Published: 10 May 2013

Authors: Dotzel, Thomas; Shankar, Venkatesh; Berry, Leonard L.

Publication: Journal of Marketing Research, April 2013

Abstract:

Service innovativeness, or the propensity to introduce service innovations to satisfy customers and improve firm value at acceptable risk, has become a critical organizational capability. Service innovations are enabled primarily by the Internet or people, corresponding to two types of innovativeness: E- and p-innovativeness. The authors examine the determinants of service innovativeness and its interrelationships with firm-level customer satisfaction, firm value, and firm risk and investigate the differences between e- and p-innovativeness in these relationships.

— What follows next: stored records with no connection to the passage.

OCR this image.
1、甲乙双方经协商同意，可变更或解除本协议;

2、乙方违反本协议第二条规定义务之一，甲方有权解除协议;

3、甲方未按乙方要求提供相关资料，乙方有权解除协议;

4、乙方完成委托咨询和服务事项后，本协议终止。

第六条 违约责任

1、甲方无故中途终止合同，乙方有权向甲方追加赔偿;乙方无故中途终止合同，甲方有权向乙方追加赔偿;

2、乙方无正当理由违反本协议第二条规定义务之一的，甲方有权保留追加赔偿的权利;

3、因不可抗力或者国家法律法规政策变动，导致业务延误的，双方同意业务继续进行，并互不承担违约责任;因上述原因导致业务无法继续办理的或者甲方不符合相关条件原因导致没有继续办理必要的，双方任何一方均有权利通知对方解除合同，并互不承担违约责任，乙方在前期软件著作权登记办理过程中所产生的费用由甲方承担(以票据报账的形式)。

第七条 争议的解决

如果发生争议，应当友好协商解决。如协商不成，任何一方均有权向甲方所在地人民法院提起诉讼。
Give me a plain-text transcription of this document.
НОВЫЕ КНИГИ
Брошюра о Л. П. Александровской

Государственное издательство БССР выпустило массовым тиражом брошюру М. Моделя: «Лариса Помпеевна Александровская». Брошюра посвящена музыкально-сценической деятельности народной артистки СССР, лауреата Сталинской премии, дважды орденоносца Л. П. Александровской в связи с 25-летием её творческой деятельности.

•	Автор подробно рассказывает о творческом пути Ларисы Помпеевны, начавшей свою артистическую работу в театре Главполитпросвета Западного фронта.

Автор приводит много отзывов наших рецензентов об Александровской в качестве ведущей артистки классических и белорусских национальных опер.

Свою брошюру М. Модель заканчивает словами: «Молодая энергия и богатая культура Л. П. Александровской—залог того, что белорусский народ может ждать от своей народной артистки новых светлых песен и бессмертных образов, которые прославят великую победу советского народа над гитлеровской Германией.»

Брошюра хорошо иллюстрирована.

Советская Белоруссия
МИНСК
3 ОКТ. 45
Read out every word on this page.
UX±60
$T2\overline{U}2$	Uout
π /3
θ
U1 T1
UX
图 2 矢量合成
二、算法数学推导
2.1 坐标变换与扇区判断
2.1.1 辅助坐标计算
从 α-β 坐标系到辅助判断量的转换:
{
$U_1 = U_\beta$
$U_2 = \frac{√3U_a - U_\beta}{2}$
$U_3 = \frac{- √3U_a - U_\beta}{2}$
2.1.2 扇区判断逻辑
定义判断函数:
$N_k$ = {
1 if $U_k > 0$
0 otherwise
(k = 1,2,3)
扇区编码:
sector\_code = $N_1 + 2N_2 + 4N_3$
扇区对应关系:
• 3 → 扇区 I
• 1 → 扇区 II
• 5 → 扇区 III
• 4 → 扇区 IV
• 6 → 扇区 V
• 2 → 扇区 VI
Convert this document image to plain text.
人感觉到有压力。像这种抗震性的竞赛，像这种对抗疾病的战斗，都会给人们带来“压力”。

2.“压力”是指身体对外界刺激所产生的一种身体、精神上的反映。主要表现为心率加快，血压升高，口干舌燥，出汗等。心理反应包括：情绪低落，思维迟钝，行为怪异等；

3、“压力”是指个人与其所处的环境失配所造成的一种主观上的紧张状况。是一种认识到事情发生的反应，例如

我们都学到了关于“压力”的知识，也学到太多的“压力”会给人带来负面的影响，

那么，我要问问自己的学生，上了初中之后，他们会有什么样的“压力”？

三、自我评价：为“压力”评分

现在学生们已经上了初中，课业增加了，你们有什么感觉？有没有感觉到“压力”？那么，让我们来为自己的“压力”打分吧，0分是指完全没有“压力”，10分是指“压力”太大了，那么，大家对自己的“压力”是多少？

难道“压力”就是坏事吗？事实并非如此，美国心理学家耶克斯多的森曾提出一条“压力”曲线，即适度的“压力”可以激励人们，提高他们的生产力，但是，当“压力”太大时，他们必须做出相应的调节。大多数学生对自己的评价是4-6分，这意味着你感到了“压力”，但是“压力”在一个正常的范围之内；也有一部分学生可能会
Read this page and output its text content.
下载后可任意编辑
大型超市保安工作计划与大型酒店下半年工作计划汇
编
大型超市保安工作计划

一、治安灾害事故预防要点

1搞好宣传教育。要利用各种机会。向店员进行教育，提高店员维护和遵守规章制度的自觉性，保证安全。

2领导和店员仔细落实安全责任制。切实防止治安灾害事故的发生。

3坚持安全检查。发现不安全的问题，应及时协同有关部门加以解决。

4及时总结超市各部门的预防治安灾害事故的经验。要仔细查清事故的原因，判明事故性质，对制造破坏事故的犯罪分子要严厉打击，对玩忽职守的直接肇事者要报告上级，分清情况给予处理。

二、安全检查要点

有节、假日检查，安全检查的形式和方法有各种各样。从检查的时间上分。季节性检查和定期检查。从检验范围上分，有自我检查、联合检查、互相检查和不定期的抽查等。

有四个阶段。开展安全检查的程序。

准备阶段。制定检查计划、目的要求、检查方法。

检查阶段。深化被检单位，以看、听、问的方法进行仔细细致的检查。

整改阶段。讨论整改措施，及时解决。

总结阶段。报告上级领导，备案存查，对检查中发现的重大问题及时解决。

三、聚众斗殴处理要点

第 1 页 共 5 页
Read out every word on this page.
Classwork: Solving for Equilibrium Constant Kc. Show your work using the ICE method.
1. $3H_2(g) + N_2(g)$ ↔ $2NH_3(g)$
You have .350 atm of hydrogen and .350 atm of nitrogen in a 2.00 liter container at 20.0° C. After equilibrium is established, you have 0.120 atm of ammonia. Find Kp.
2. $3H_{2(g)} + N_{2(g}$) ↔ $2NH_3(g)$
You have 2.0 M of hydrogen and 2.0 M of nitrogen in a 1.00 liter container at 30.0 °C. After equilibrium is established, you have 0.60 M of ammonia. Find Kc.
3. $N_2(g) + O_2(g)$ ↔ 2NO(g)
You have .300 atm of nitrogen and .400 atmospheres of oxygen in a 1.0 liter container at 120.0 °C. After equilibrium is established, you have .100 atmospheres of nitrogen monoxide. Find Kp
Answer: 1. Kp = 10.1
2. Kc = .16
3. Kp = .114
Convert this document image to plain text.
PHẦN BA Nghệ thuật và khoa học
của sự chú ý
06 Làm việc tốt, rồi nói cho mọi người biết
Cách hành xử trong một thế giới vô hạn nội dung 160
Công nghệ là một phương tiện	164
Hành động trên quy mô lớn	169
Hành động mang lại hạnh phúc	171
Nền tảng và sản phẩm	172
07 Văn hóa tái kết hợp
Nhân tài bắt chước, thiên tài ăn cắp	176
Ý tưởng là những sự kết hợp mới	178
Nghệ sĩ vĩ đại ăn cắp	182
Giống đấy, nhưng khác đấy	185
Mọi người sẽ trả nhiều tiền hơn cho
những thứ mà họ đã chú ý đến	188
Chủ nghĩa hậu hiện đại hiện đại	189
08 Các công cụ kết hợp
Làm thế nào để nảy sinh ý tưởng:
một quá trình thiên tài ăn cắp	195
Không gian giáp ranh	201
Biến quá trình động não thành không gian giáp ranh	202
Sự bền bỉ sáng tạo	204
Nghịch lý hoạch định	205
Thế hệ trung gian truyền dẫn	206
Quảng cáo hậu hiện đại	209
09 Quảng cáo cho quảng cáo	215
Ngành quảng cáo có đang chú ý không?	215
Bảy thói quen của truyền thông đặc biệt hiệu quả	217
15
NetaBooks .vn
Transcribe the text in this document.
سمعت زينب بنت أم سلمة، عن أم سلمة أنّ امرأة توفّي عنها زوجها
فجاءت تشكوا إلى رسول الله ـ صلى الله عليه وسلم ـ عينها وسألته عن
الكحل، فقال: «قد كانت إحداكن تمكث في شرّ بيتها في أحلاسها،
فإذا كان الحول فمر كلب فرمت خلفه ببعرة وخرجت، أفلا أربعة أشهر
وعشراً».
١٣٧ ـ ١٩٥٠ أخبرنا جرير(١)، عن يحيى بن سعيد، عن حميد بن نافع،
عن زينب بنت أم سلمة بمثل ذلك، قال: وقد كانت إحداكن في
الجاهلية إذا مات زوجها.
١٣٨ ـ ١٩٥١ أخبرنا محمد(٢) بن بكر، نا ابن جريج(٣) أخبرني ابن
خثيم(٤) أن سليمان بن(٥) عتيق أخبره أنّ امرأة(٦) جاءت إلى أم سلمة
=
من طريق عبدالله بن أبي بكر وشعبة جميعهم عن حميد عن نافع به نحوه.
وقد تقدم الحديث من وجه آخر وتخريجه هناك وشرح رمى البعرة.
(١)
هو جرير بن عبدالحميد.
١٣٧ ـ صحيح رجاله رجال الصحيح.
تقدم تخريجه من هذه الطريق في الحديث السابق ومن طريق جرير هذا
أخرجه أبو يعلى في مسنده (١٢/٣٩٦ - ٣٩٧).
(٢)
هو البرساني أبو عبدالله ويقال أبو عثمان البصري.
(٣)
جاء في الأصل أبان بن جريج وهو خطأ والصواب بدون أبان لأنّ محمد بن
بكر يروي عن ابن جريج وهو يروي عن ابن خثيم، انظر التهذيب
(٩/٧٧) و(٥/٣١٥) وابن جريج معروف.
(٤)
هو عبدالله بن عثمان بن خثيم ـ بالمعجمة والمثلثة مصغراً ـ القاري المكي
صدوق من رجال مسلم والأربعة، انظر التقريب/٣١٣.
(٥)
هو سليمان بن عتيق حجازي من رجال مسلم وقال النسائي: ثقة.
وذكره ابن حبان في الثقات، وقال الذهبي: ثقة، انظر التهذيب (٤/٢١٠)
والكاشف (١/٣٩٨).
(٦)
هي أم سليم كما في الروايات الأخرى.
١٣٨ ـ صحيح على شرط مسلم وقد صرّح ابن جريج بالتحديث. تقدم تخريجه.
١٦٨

They develop a conceptual model and estimate a system of equations on a unique panel data set of 1049 innovations over five years, using zeroinflated negative binomial regression and seemingly unrelated regression approaches. The results reveal important asymmetries between e- and p-innovativeness. Whereas e-innovativeness has a positive and significant direct effect on firm value, p-innovativeness has an overall significantly positive effect on firm value through its positive effect on customer satisfaction but only in human-dominated industries. Both e- and p-innovativeness are positively associated with idiosyncratic risk, but customer satisfaction partially mediates this relationship for pinnovativeness to lower this risk in human-dominated industries. The findings suggest that firms should nurture e-innovativeness in most industries and p-innovativeness in human-dominated industries. © 2013, American Marketing Association.